Quels sont les conséquences économiques les plus à craindre pour l'Afrique de l'Ouest ?

Le pire c'est l'arrêt total de l'activité, faute de main d'oeuvre. À cause d’éventuelles mises en quarantaine ou parce que les employés préfèrent rester chez eux par prudence. On en est encore très loin, mais il y a déjà des cas isolés sur des sites miniers. Arcelor Mittal qui produit du fer au Liberia a suspendu un projet d'expansion cet été parce que les entreprises partenaires ont retiré leur personnel. Pour le moment l'impact sur le secteur minier, qui pèse lourd en Afrique de l'Ouest, est surtout psychologique. Dans un contexte de cours déjà déprimé, le risque Ebola a accentué le repli des sociétés en difficulté. Hier, à Londres, le titre de la London Mining, essentiellement présente en Sierra Leone, s'est littéralement effondré.

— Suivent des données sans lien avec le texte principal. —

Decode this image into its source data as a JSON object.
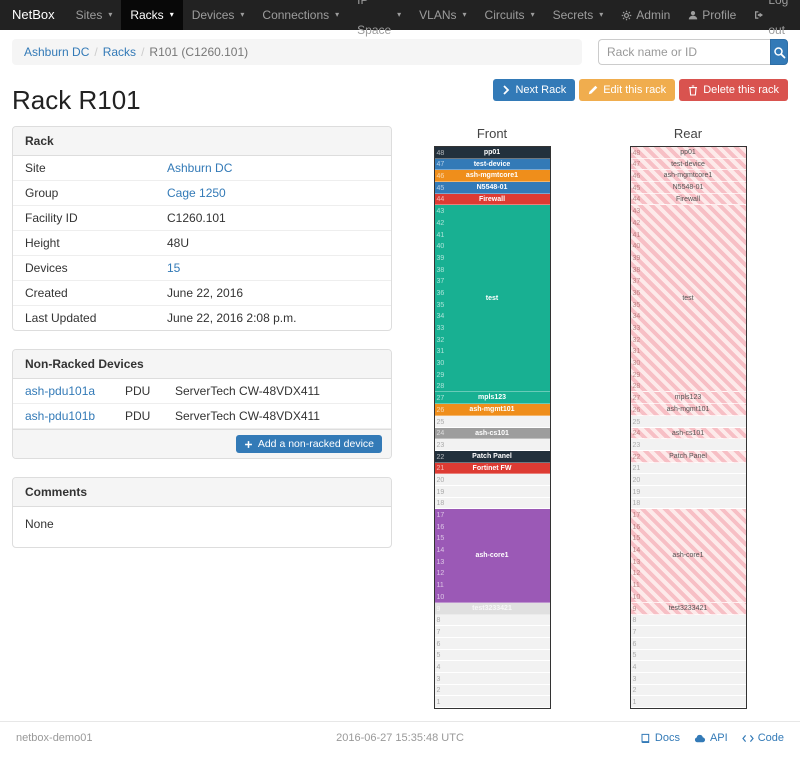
{
  "navbar": {
    "brand": "NetBox",
    "items": [
      {
        "label": "Sites"
      },
      {
        "label": "Racks",
        "active": true
      },
      {
        "label": "Devices"
      },
      {
        "label": "Connections"
      },
      {
        "label": "IP Space"
      },
      {
        "label": "VLANs"
      },
      {
        "label": "Circuits"
      },
      {
        "label": "Secrets"
      }
    ],
    "right": [
      {
        "label": "Admin",
        "icon": "gear-icon"
      },
      {
        "label": "Profile",
        "icon": "user-icon"
      },
      {
        "label": "Log out",
        "icon": "logout-icon"
      }
    ]
  },
  "breadcrumb": {
    "items": [
      {
        "label": "Ashburn DC",
        "link": true
      },
      {
        "label": "Racks",
        "link": true
      },
      {
        "label": "R101 (C1260.101)",
        "link": false
      }
    ]
  },
  "search": {
    "placeholder": "Rack name or ID"
  },
  "actions": {
    "next": "Next Rack",
    "edit": "Edit this rack",
    "delete": "Delete this rack"
  },
  "page_title": "Rack R101",
  "rack_panel": {
    "title": "Rack",
    "rows": [
      {
        "label": "Site",
        "value": "Ashburn DC",
        "link": true
      },
      {
        "label": "Group",
        "value": "Cage 1250",
        "link": true
      },
      {
        "label": "Facility ID",
        "value": "C1260.101"
      },
      {
        "label": "Height",
        "value": "48U"
      },
      {
        "label": "Devices",
        "value": "15",
        "link": true
      },
      {
        "label": "Created",
        "value": "June 22, 2016"
      },
      {
        "label": "Last Updated",
        "value": "June 22, 2016 2:08 p.m."
      }
    ]
  },
  "nonracked_panel": {
    "title": "Non-Racked Devices",
    "rows": [
      {
        "name": "ash-pdu101a",
        "type": "PDU",
        "model": "ServerTech CW-48VDX411"
      },
      {
        "name": "ash-pdu101b",
        "type": "PDU",
        "model": "ServerTech CW-48VDX411"
      }
    ],
    "add_button": "Add a non-racked device"
  },
  "comments_panel": {
    "title": "Comments",
    "body": "None"
  },
  "rack_elevations": {
    "units": 48,
    "racks": [
      {
        "title": "Front",
        "face": "front",
        "segments": [
          {
            "u": 48,
            "span": 1,
            "label": "pp01",
            "bg": "#22303c"
          },
          {
            "u": 47,
            "span": 1,
            "label": "test-device",
            "bg": "#337ab7"
          },
          {
            "u": 46,
            "span": 1,
            "label": "ash-mgmtcore1",
            "bg": "#ef8e1b"
          },
          {
            "u": 45,
            "span": 1,
            "label": "N5548-01",
            "bg": "#337ab7"
          },
          {
            "u": 44,
            "span": 1,
            "label": "Firewall",
            "bg": "#dd3b33"
          },
          {
            "u": 43,
            "span": 16,
            "label": "test",
            "bg": "#18b092"
          },
          {
            "u": 27,
            "span": 1,
            "label": "mpls123",
            "bg": "#18b092"
          },
          {
            "u": 26,
            "span": 1,
            "label": "ash-mgmt101",
            "bg": "#ef8e1b"
          },
          {
            "u": 25,
            "span": 1,
            "empty": true
          },
          {
            "u": 24,
            "span": 1,
            "label": "ash-cs101",
            "bg": "#9d9d9d"
          },
          {
            "u": 23,
            "span": 1,
            "empty": true
          },
          {
            "u": 22,
            "span": 1,
            "label": "Patch Panel",
            "bg": "#22303c"
          },
          {
            "u": 21,
            "span": 1,
            "label": "Fortinet FW",
            "bg": "#dd3b33"
          },
          {
            "u": 20,
            "span": 3,
            "empty": true
          },
          {
            "u": 17,
            "span": 8,
            "label": "ash-core1",
            "bg": "#9b59b6"
          },
          {
            "u": 9,
            "span": 1,
            "label": "test3233421",
            "bg": "#e0e0e0",
            "fg": "#f7f7f7"
          },
          {
            "u": 8,
            "span": 8,
            "empty": true
          }
        ]
      },
      {
        "title": "Rear",
        "face": "rear",
        "segments": [
          {
            "u": 48,
            "span": 1,
            "label": "pp01",
            "striped": true
          },
          {
            "u": 47,
            "span": 1,
            "label": "test-device",
            "striped": true
          },
          {
            "u": 46,
            "span": 1,
            "label": "ash-mgmtcore1",
            "striped": true
          },
          {
            "u": 45,
            "span": 1,
            "label": "N5548-01",
            "striped": true
          },
          {
            "u": 44,
            "span": 1,
            "label": "Firewall",
            "striped": true
          },
          {
            "u": 43,
            "span": 16,
            "label": "test",
            "striped": true
          },
          {
            "u": 27,
            "span": 1,
            "label": "mpls123",
            "striped": true
          },
          {
            "u": 26,
            "span": 1,
            "label": "ash-mgmt101",
            "striped": true
          },
          {
            "u": 25,
            "span": 1,
            "empty": true
          },
          {
            "u": 24,
            "span": 1,
            "label": "ash-cs101",
            "striped": true
          },
          {
            "u": 23,
            "span": 1,
            "empty": true
          },
          {
            "u": 22,
            "span": 1,
            "label": "Patch Panel",
            "striped": true
          },
          {
            "u": 21,
            "span": 4,
            "empty": true
          },
          {
            "u": 17,
            "span": 8,
            "label": "ash-core1",
            "striped": true
          },
          {
            "u": 9,
            "span": 1,
            "label": "test3233421",
            "striped": true
          },
          {
            "u": 8,
            "span": 8,
            "empty": true
          }
        ]
      }
    ]
  },
  "footer": {
    "hostname": "netbox-demo01",
    "timestamp": "2016-06-27 15:35:48 UTC",
    "links": [
      {
        "label": "Docs",
        "icon": "book-icon"
      },
      {
        "label": "API",
        "icon": "cloud-icon"
      },
      {
        "label": "Code",
        "icon": "code-icon"
      }
    ]
  },
  "icons": {
    "gear-icon": "⚙",
    "user-icon": "👤",
    "logout-icon": "⇥",
    "caret-down-icon": "▾",
    "search-icon": "🔍",
    "chevron-right-icon": "❯",
    "pencil-icon": "✎",
    "trash-icon": "🗑",
    "plus-icon": "+",
    "book-icon": "📖",
    "cloud-icon": "☁",
    "code-icon": "</>"
  },
  "colors": {
    "primary": "#337ab7",
    "warning": "#f0ad4e",
    "danger": "#d9534f",
    "navbar_bg": "#222222",
    "panel_heading_bg": "#f5f5f5",
    "rear_stripe_dark": "#f7bfc5",
    "rear_stripe_light": "#fdeaea",
    "empty_unit": "#f2f2f2"
  }
}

Le commerce et le tourisme, deux activités où les échanges, les transports aériens, maritimes, routiers jouent un rôle pivot sont les autres perdants potentiels d'une propagation du virus. Là encore la peur est déjà palpable à la bourse. Sur les places européennes, les compagnies aériennes ont reculé, mais aussi le groupe Bolloré qui gère deux ports en Afrique de l'Ouest. Ces bourrasques boursières sont des alertes, mais pas encore des symptômes d'un ralentissement réel de l'activité. D'ailleurs si la Banque mondiale est alarmiste, le FMI en revanche est beaucoup plus mesuré. Ses experts continuent à penser que la Sierra Leone fera bien partie cette année comme en 2015 des dix pays où la croissance est la plus forte.

Certaines ONG comme Oxfam reprochent à la Banque mondiale d'avoir trop longtemps négligé le développement de la santé

En Sierra Leone, en Guinée et au Liberia, ce sont plutôt les investissements dans l'énergie que la Banque mondiale a soutenus. Jim Kim, le président de la Banque mondiale a reconnu cet échec et la nécessité de construire de véritables services publics de santé. C'est le premier échelon indispensable pour éviter la pandémie. C'est vrai que les pays où les systèmes de santé sont plus avancés, comme le Sénégal et le Nigeria, ont été capables d'endiguer le virus. Sans États forts, munis des infrastructures sanitaires adéquates, la globalisation de l'économie revient en boomerang à tous ceux qui cherchent à en récolter les fruits.